Facture salée pour les JO

À dix-neuf jours de l'ouverture des Jeux olympiques d'Athènes, les Grecs ne sont pas sûrs d'avoir fait une bonne affaire. La facture des JO a fait grimper les prix dans le pays, ce qui fait fuir les touristes et ampute le pouvoir d'achat des Grecs.

Les Jeux olympiques n'ont pas encore commencé, mais les Grecs sont sûrs d'une chose : ils n'ont pas fini de les payer. Selon le vice-ministre de l'Économie, Petros Doukas, ils mettront « au moins 20 ans à rembourser la facture et 10 à l'amortir ». Pas étonnant, ces Jeux seront les plus coûteux de l'histoire olympique : presque 6 milliards d'euros, soit 1,5 milliard de plus que le budget initial. La Commission européenne a même placé Athènes sous surveillance budgétaire. Mais le ministre de l'Économie, Georges Alogoskoufis, a tenu à signaler « les conditions exceptionnelles dues à l'organisation des Jeux olympiques ».
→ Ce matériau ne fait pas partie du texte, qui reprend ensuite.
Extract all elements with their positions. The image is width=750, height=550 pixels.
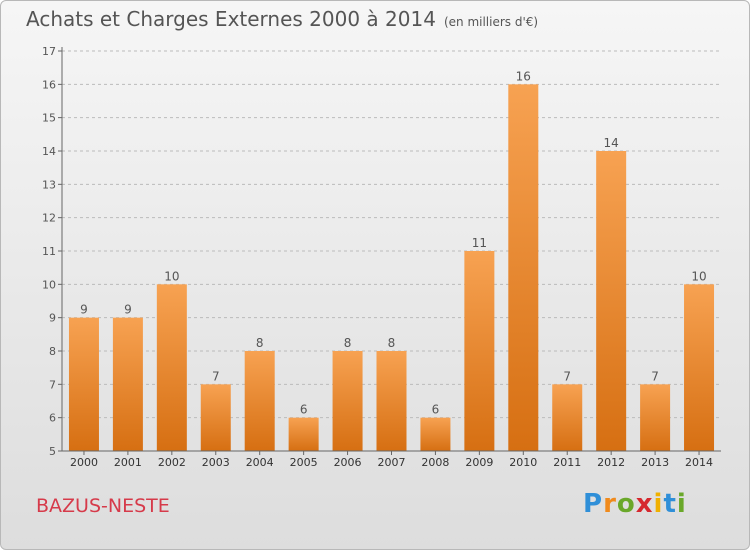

Une remarque justifiée : la Grèce est l'un des plus petits pays à organiser des Olympiades, un événement qui rassemblera cette année un record de 202 délégations. De plus, ces Jeux d'été seront les premiers de l'après-11 septembre, d'où un surcoût pour la sécurité non prévu à l'origine. Ce poste représente à lui seul 1,5 milliard d'euros, quatre fois plus qu'à Sydney, il y a quatre ans.

Les prix s'envolent

Par ailleurs, si 70% des installations sportives étaient déjà prêtes, selon le dossier présenté en 1997, les infrastructures de transports (tramway, métro, échangeurs) étaient presque toutes à construire. Après quatre premières années d'atermoiements, la Grèce a dû mettre les bouchées doubles pour combler son retard. Les délais d'achèvement ont été rallongés et les sous-traitants en ont profité pour faire grimper leurs tarifs. Un seul exemple : le toit du stade olympique a coûté 36 millions d'euros de plus que prévu, portant la facture totale de l'ouvrage à 250 millions. Les préparatifs s'achèvent désormais au sprint et les inaugurations de sites se succèdent pour faire taire les critiques.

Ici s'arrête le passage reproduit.